Dodging the digital climate

There has been talk recently of the need for a generation of tech junkies to ‘digitally detox’ being greater than ever. This summer, for the first time ever, the phrase ‘digital detox’ started trending on Twitter. Reports that ‘Pokemon Go’ fanatics are walking like zombies into lampposts and other clichéd objects are a sure sign for some that the world has finally gone digitally globally.

Far from online platforms such as Twitter and Facebook bringing us social benefits via the online sphere, such platforms are now described by others as ‘anti-social media’. Ironic? Just slightly. Achieving a complete digital detox in real life? We’re betting the answer is much more complex than most care to admit.

 Thanks to our smartphones, we are now constantly in touch with our social media and email accounts, and remain switched on and ready to answer an email at the ping of a push notification, no matter what time of day it is. According to Good Housekeeping Magazine, in 2014 66% of the UK population revealed a genuine fear of losing or being without their phone at any given time, with women reportedly suffering from this feeling more than men.

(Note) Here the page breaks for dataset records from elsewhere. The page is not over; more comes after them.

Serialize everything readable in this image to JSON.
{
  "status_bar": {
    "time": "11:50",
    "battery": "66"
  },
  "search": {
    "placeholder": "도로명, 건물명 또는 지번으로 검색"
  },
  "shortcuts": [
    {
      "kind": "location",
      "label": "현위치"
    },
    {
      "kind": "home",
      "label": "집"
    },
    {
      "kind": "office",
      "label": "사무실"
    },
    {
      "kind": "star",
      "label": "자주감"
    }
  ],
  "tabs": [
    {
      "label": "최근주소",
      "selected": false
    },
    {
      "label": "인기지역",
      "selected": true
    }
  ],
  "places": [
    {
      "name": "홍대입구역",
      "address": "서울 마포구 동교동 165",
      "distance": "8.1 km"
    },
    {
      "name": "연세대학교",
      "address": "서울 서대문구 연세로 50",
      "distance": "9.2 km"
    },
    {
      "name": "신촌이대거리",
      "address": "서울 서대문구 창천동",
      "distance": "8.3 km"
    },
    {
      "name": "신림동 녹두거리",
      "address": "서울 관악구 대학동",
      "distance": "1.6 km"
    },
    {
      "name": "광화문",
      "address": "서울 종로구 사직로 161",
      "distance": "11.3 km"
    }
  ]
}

And in always being glued to a screen it has been argued that many are now not living in the real world and have become disconnected from the present, with the potential repercussions of this including mental health problems, if not immediately then certainly in the future.

 Indeed, it’s no secret these days that although regularly checking your smartphone might leave you feeling as though you are getting ahead at work, it isn’t necessarily good for your overall wellbeing. Research has also found that those who check their phone very frequently are more likely to have cognitive failures resulting in reduced awareness of their surroundings, as well as general memory failures.

Being on your phone for significant time periods, especially before bedtime, can also seriously impact your sleeping patterns, leaving you feeling frequently tired and lethargic. At this point of near obsession, it is likely true that more of us are considering a digital detox outside of the working environment than ever before.  

Doing away with Facebook, Twitter, Instagram and the rest is one thing, however. Eradicating digital systems and processes from your life completely, however short a period of time, is perhaps not so easy in the modern world. The mobile phone is both a communicator these days and a notepad, an ATM, a dictaphone, a digital camera, a calculator, an MP3 player, and so on.

These functions do not have the same aim as social media platforms do to draw us in and check and re-check our accounts until our eyes go square. At Station Rd, we’re not in the habit of checking our shopping lists 473 times a day, but some of us do use our mobile phones to cross off the items we need as we wander around Sainsbury’s of a Tuesday evening.

We are not aware that any of us has developed an unbreakable habit of checking our online bank account seven times an hour (far from it), or that others in the team have acquired an insatiable need to work out the collective cost of the coffee run more than once on their online calculator simply because it is there.

So what do we really mean by ‘digital detox’? Is it possible that the conversation has now become bigger than the issue? Controversy around the potential for deception when it comes to paid product endorsements on platforms like Instagram – widely perceived as one of the last truly ‘social’ social media platforms – continues to rear its head in the press. Meanwhile, Twitter recently introduced new features that allow everyone to filter content and effectively control what they see and who they interact with in a bid to combat the likelihood of online trolling.

There is definitely a need to stem the level of bombardment online fans evidently feel they are currently under, but why must the only solution be an ‘all or nothing’ scenario? What about introducing a ‘digital diary’ where online access to certain sites is limited to a daily/weekly timetable and no extra time is allowed? Can’t we just go on a ‘digital diet’ instead, and pledge to clean out our most toxic apps whilst keeping the ones that we know, in so many other cases, are actually really good for us?

 With apps available such as BreakFree, which monitor your smartphone usage and allows users to set limits on apps and overall daily usage, perhaps we should just consider limiting our digital usage wherever possible in order to look after our overall wellbeing instead of doing away with it altogether. We are living in the digital age after all.

Lyanna Tsakiris is the managing partner of Station Rd Marketing.